Хотел отдать часики матери, чтобы сохранила. А она и в руки не взяла,
стыдила: плохо, сынок, пьяного обобрал. Мне еще скучней стало, а на мать
разозлился. И когда упрашивала вернуть их Петру, то из упрямства нацепил на
свою руку и в грузовик военный побыстрей забрался. Так и распрощались.
На распредпункте я достался усатому майору, как и все пацанье.
Вербовщика спрашивали наперебой, куда служить отправят. А тот важности на
себя напустил - и отмалчивается. Тогда умник высказался из пацанья: гляди,
говорит, какой майор загорелый! Нас тогда еще во внутреннем дворе содержали,
так этот паренек и сиганул через забор, за ним многие потикать успели. Это
дурак не поймет, что проще по домам тройку дней отсидеться, а потом явиться
с повинной: товарищ военный комиссар, я был пьян. Ну, сошлют в стройбат, так
лучше киркой махать, чем жизни лишиться. Майор-то спохватился, уговаривал,
что дальше Ташкента не повезет, а кто словам поверит? Оставшихся заперли под
ключ, на третьем этаже здания. Кто скулит, кто двери выламывает, один из
окна спрыгнул и ногу сломал, веселье! А я валяюсь на нарах чурбаком. И хотя
понимаю, что лучше бы бежать, но желания хлесткого нету. Дали бы выспаться.

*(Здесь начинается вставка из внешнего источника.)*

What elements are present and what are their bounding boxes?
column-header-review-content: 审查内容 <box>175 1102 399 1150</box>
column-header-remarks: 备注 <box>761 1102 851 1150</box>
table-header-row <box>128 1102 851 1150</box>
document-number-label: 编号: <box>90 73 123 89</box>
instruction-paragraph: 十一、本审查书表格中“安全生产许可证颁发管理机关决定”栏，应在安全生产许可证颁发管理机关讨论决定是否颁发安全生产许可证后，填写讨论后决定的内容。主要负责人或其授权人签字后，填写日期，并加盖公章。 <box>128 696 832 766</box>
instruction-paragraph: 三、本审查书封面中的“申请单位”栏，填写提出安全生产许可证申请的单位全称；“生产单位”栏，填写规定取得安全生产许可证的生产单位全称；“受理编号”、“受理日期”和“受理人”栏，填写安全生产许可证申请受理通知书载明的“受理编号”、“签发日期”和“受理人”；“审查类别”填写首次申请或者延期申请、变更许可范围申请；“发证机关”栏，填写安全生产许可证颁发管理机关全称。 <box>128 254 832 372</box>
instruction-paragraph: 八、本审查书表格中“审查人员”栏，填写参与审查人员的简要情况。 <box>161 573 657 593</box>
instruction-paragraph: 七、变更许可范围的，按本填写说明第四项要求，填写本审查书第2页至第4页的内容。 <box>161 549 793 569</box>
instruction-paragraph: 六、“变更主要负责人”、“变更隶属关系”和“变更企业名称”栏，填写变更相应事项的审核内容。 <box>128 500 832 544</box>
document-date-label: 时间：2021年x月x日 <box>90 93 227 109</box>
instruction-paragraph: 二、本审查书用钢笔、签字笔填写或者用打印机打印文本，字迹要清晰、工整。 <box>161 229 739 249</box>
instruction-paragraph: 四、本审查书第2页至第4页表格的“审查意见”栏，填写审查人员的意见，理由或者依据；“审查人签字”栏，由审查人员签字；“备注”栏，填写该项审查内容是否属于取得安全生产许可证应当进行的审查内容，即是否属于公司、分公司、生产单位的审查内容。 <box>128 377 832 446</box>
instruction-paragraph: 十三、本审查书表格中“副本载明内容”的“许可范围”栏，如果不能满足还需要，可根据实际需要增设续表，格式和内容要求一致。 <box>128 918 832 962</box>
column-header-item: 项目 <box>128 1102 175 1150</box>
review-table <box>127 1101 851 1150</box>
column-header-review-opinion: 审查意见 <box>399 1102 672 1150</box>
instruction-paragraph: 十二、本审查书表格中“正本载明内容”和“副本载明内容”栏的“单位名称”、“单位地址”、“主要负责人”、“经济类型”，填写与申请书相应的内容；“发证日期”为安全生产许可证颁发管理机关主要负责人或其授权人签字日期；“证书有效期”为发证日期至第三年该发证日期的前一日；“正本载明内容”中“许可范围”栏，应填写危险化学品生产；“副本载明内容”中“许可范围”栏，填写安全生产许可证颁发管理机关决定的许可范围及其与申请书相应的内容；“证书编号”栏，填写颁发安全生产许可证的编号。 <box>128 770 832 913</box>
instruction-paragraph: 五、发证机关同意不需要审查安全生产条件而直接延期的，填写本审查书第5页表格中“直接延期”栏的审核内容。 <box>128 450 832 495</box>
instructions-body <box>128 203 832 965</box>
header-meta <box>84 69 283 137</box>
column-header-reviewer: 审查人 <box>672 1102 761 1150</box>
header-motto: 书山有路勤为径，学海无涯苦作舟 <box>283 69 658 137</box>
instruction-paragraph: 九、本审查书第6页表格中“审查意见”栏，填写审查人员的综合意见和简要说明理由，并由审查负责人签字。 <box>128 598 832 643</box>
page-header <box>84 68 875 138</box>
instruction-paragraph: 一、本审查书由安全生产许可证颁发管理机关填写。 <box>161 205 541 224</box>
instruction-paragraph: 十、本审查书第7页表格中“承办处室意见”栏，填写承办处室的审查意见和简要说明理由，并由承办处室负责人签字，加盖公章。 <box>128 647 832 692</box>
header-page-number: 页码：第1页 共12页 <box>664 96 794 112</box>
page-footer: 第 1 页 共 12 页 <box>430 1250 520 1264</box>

И прилетели в Ташкент, но какая там война? Говорят, в прошлом году
случалось конвоировать штрафников из сороковой армии. А нынче вся служба -
охранять зеков по местным лагерям. Ох, думаю, повезло, призвали под самое
перемирие. Глядишь, выживу.
В полк прибыли глубокой ночью, я только сонную рожу дежурного офицера и
запомнил. Впотьмах загнали в полковой клуб, в гнилой дощатый барак, и
приказали на полах располагаться.
Я уж задремал, как почувствовал, что по карманам моим и мешку, который
под голову положил, чьи-то руки пробираются. Схватил, а меня кулаком по
мордасам. Тут свет запалили. По клубу между спящими человек двадцать, будто
тараканье расползлись. Мешки вытряхивают, роются в барахле. При нас сержанта
оставили, он тогда у дверей барака покуривая стоял. Заступаться не бросился,
а усмехался в сторонке - лучше отдайте все, чего захотят, это чеченцы. Я
этих чеченцев отродясь не видывал. Трое навалились на меня, с ними-то и
подрался, когда мешок чуть было не выпотрошили. Они вроде цветастую рубаху
хотели с меня содрать, но когда часики увидали, стали руку выкручивать. И
мне еще повезло, что ремешок жалели порвать, и потому долго возились,
отцепляли его, а я трудней им делал и норовил вырваться.
Спугнул чеченов дежурный офицер, они разбежались. А я спрятал часики
понадежней.
Утром нас сопровождали по полку человек десять прапорщиков. В столовке
они отгораживали наш стол от солдатни - сотня, а то и больше, жрали, давясь
сырым хлебом. Ко мне исхитрились подослать узбека, шестерку. Он разносил
чайники, а с одним подскочил к нашему столу, прапорщики его пропускали.
Пригнулся - и вдруг шепнул мне, чтобы отдал часики.
Его опять подослали, когда нас разбродом погнали на плац. А только я
послал его. Потом выдали полотенце, повели в баню. В парной-то меня словили.
И были это не чеченцы, а из хозвзводовской шайки, которые таскали в баню для
новобранцев амуницию. Говорят, где часы, куда подевал? А я говорю, нету, уж
отобрали. Поставили меня под кран, хотели горяченькой окатить, а вода
кончилась, из котельной подавать перестали.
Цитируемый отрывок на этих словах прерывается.